Commissioners stress importance of crime prevention, alternative funding methods in decision over youth services unit


A community public safety program aimed at dissuading crime among local youth will push forward two more years, despite what had been an approaching March depletion date for current funding.

The city’s 2012 operating budget accounted for an assumed $240,000 in outside funding for the Youth Services Unit, a cohort of the Mount Pleasant Police Department’s Community Services/Crime Prevention Unit.

City Manager Kathie Grinzinger said now two of the unit’s four designated officers are funded with grant money that is due to run out next month. But last week’s 5-1 approval of a budget amendment, allotting $400,000 to cover the shortfall, has left city commissioners hoping other agencies will step up financially down the road.

Commissioner Nancy English recalled to her colleagues looking into what parts of the program could be cut, sustained or re-prioritized but said she ultimately supported its value.
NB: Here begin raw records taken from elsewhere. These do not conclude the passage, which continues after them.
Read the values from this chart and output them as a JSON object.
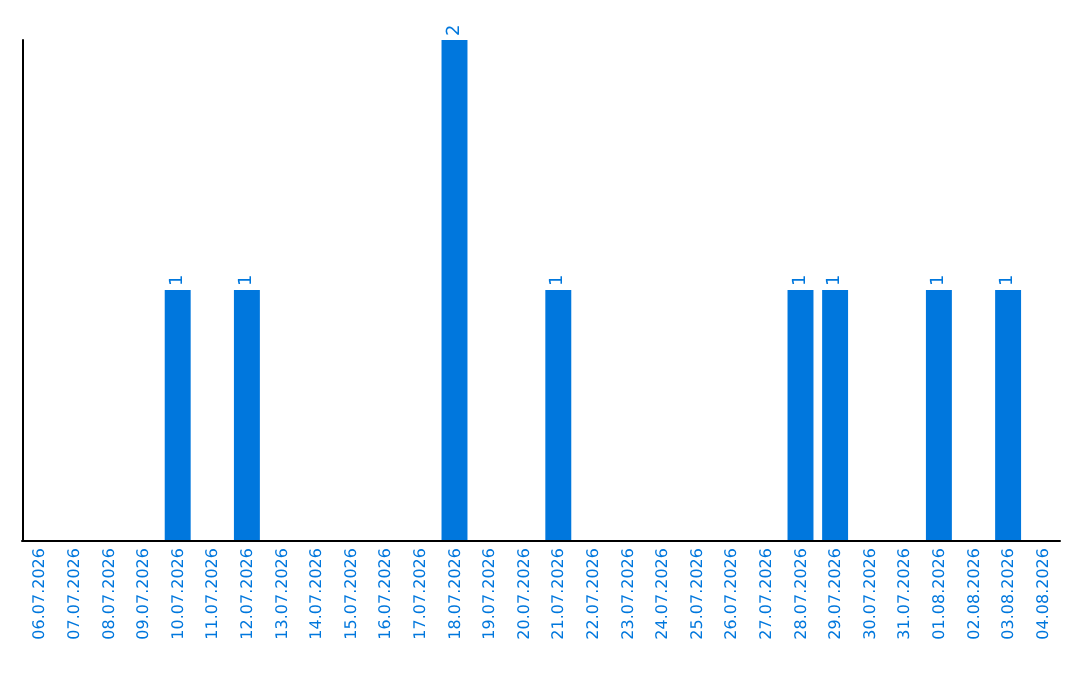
{
  "chart_data": {
    "type": "bar",
    "categories": [
      "06.07.2026",
      "07.07.2026",
      "08.07.2026",
      "09.07.2026",
      "10.07.2026",
      "11.07.2026",
      "12.07.2026",
      "13.07.2026",
      "14.07.2026",
      "15.07.2026",
      "16.07.2026",
      "17.07.2026",
      "18.07.2026",
      "19.07.2026",
      "20.07.2026",
      "21.07.2026",
      "22.07.2026",
      "23.07.2026",
      "24.07.2026",
      "25.07.2026",
      "26.07.2026",
      "27.07.2026",
      "28.07.2026",
      "29.07.2026",
      "30.07.2026",
      "31.07.2026",
      "01.08.2026",
      "02.08.2026",
      "03.08.2026",
      "04.08.2026"
    ],
    "values": [
      0,
      0,
      0,
      0,
      1,
      0,
      1,
      0,
      0,
      0,
      0,
      0,
      2,
      0,
      0,
      1,
      0,
      0,
      0,
      0,
      0,
      0,
      1,
      1,
      0,
      0,
      1,
      0,
      1,
      0
    ],
    "value_labels": [
      null,
      null,
      null,
      null,
      "1",
      null,
      "1",
      null,
      null,
      null,
      null,
      null,
      "2",
      null,
      null,
      "1",
      null,
      null,
      null,
      null,
      null,
      null,
      "1",
      "1",
      null,
      null,
      "1",
      null,
      "1",
      null
    ],
    "color": "#0077dd",
    "tick_labels": "x",
    "grid": false
  }
}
“I think a clear warning is going out throughout the community, and I think the scare that this very likely could be cut,” she said. “We need to work as a community.”

Commissioner Jim Holton stressed the need to look forward and search for financial partners for the program.
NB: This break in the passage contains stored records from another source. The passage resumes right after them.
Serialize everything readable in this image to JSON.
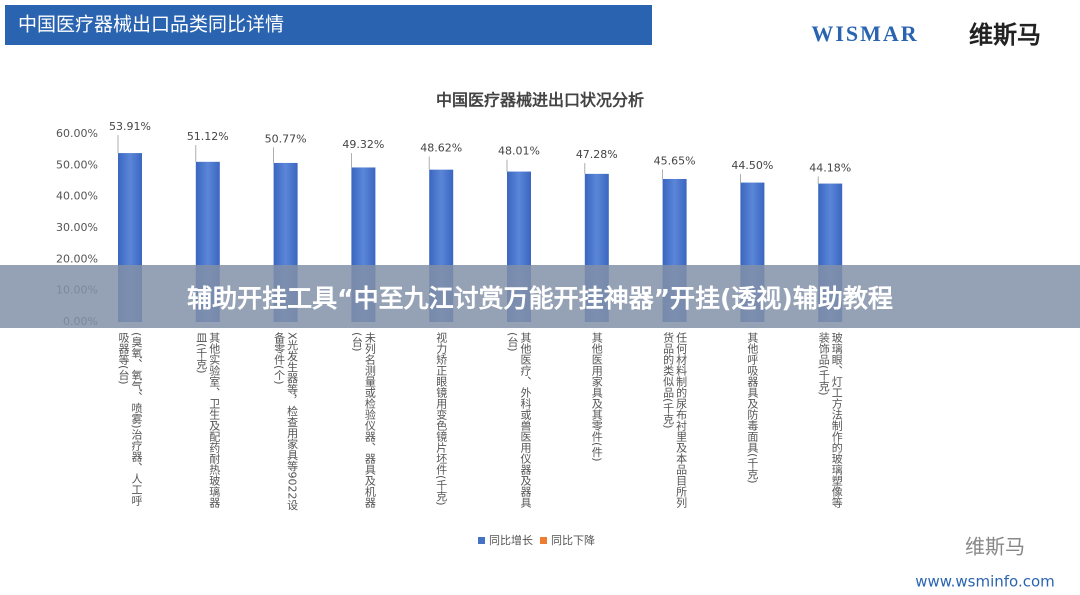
{
  "header": {
    "title": "中国医疗器械出口品类同比详情",
    "logo": "WISMAR",
    "logo_cn": "维斯马"
  },
  "chart_data": {
    "type": "bar",
    "title": "中国医疗器械进出口状况分析",
    "categories": [
      "(臭氧、氧气、喷雾)治疗器、人工呼吸器等(台)",
      "其他实验室、卫生及配药耐热玻璃器皿(千克)",
      "X光发生器等，检查用家具等9022设备零件(个)",
      "未列名测量或检验仪器、器具及机器(台)",
      "视力矫正眼镜用变色镜片坯件(千克)",
      "其他医疗、外科或兽医用仪器及器具(台)",
      "其他医用家具及其零件(件)",
      "任何材料制的尿布衬里及本品目所列货品的类似品(千克)",
      "其他呼吸器具及防毒面具(千克)",
      "玻璃眼、灯工方法制作的玻璃塑像等装饰品(千克)"
    ],
    "series": [
      {
        "name": "同比增长",
        "color": "#4472c4",
        "values": [
          53.91,
          51.12,
          50.77,
          49.32,
          48.62,
          48.01,
          47.28,
          45.65,
          44.5,
          44.18
        ],
        "value_labels": [
          "53.91%",
          "51.12%",
          "50.77%",
          "49.32%",
          "48.62%",
          "48.01%",
          "47.28%",
          "45.65%",
          "44.50%",
          "44.18%"
        ]
      },
      {
        "name": "同比下降",
        "color": "#ed7d31",
        "values": [
          null,
          null,
          null,
          null,
          null,
          null,
          null,
          null,
          null,
          null
        ]
      }
    ],
    "ylim": [
      0,
      60
    ],
    "yticks": [
      {
        "value": 0,
        "label": "0.00%"
      },
      {
        "value": 10,
        "label": "10.00%"
      },
      {
        "value": 20,
        "label": "20.00%"
      },
      {
        "value": 30,
        "label": "30.00%"
      },
      {
        "value": 40,
        "label": "40.00%"
      },
      {
        "value": 50,
        "label": "50.00%"
      },
      {
        "value": 60,
        "label": "60.00%"
      }
    ],
    "legend": "bottom"
  },
  "banner": "辅助开挂工具“中至九江讨赏万能开挂神器”开挂(透视)辅助教程",
  "footer": {
    "wechat": "维斯马",
    "url": "www.wsminfo.com"
  }
}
“The city should not be the sole survivor in this deal providing the funds for it," he said.

Much of the YSU funding in the past has come from 2-percent allocations from the Saginaw Chippewa Indian Tribe, which has recently declined more than city officials expected.
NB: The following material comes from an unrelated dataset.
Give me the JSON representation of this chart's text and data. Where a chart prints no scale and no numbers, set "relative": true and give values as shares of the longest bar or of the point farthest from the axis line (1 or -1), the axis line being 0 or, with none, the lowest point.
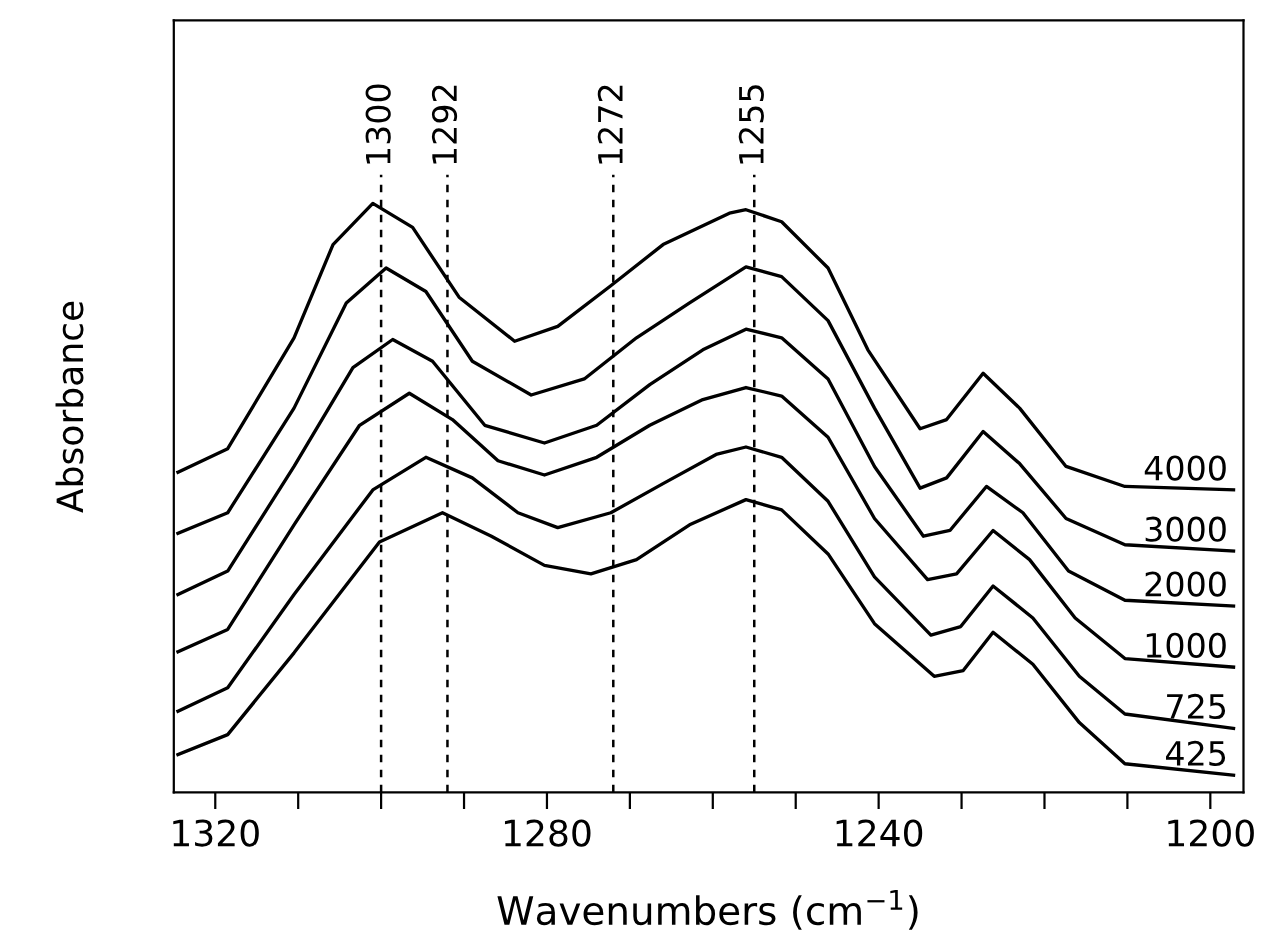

City staff’s recommendation to amend the ongoing budget in response, Grinzinger said, also included the goal to make the issue a part of a more wide-ranging conversation in the future about what services and programs are important and affordable.

The only commissioner not to support the budget amendment last week was Jon Joslin, who said he was uncomfortable with how the decision's balance could eventually impact other city services.

“We’ve been trying to get people to understand that this program’s at risk, but nobody stepped up. It just always seems like it always falls back on the city,” he said. “Public safety is obviously very important to our community, but ... unfortunately, there (are) other things in the community that we need.”

Grinzinger quoted Mount Pleasant Police Capt. Thomas Forsberg when she told commissioners of a final reason city staff made the recommendation to approve the budget amendment: “We have 23 officers dedicated to reacting to crime. It seems reasonable to devote at least four to preventing it.”